Puisque Schuden se comportait ainsi avec Valia, il avait probablement fait davantage encore avec son autre femme, et non moins. C'était une grande beauté. De plus, à en juger par la démarche du Grand Prêtre, il semblait qu'elle eût accepté la bénédiction particulière du prêtre pour attirer les gens. Schuden avait dû se montrer bien plus affectueux avec elle qu'avec Valia. Et pourtant, il était tombé amoureux d'une autre femme. Valia tenta en vain de dégager sa main.

Schuden baissa les yeux sur elle. « Est-ce inconfortable ? » demanda-t-il. Il interpréta les mouvements de la main de Valia comme un signe de douleur.

« Non ! » s'exclama Valia à voix haute sans s'en rendre compte, avant de tousser précipitamment. « Me tenir la main ainsi est une première pour moi, alors je suis gauche. »

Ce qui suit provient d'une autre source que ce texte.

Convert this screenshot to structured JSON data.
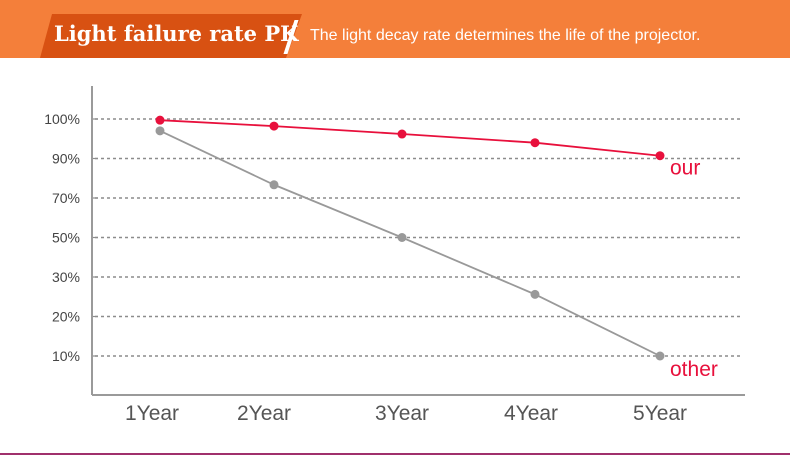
{
  "header": {
    "title": "Light failure rate PK",
    "subtitle": "The light decay rate determines the life of the projector."
  },
  "colors": {
    "banner": "#f47f3a",
    "banner_tab": "#d85112",
    "our_series": "#e8103c",
    "other_series": "#999999",
    "bottom_rule": "#a0306c"
  },
  "chart_data": {
    "type": "line",
    "title": "Light failure rate PK",
    "xlabel": "",
    "ylabel": "",
    "categories": [
      "1Year",
      "2Year",
      "3Year",
      "4Year",
      "5Year"
    ],
    "y_tick_labels": [
      "100%",
      "90%",
      "70%",
      "50%",
      "30%",
      "20%",
      "10%"
    ],
    "grid": true,
    "series": [
      {
        "name": "our",
        "color": "#e8103c",
        "values": [
          99.7,
          98.2,
          96.2,
          94.0,
          90.7
        ]
      },
      {
        "name": "other",
        "color": "#999999",
        "values": [
          97.0,
          76.7,
          50.0,
          25.6,
          10.0
        ]
      }
    ]
  }
}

« On n'y peut rien, dans ce cas. Je serai le premier et le dernier, alors vous n'aurez d'autre choix que de vous y faire. »

« Quoi ? Ah… oui… » murmura-t-elle. Elle parvint tout juste à éteindre l'incendie de ses joues. De quelque façon qu'elle regardât Schuden, cet homme n'était vraiment pas une plaisanterie. Elle fixa droit devant elle comme si de rien n'était, mais admit en silence qu'il était très beau.

Schuden jeta un œil au profil gracieux de Valia. « Vous vous êtes bien comportée tout à l'heure. Il semble que vous ne soyez pas facilement intimidée. »

Valia secoua la tête en souriant. « Je m'intimide facilement de nature. C'est simplement que, tout à l'heure, cela allait. »

Autrefois, Valia était surtout chargée du service des femmes de la famille royale, et elle avait donc souvent eu l'occasion de servir les nobles dames et les princesses. Celles-ci étaient plus candides qu'elle ne s'y attendait. Contrairement à ce que l'on disait souvent d'elles, elles n'étaient ni des amoureuses rongées par la jalousie, ni de méchantes commères. Elles étaient simplement occupées à vivre leur vie. La plupart des dames qui observaient Valia tout à l'heure étaient simplement curieuses. Valia le savait, aussi ne s'était-elle pas laissé intimider.

Cependant, l'homme qui se tenait juste à côté d'elle était lui aussi une raison de son assurance, mais Valia n'était pas assez hardie pour le dire à voix haute.

« Valia. J'ai quelque chose à vous demander », dit Schuden.

« Oui. Je vous en prie », permit-elle.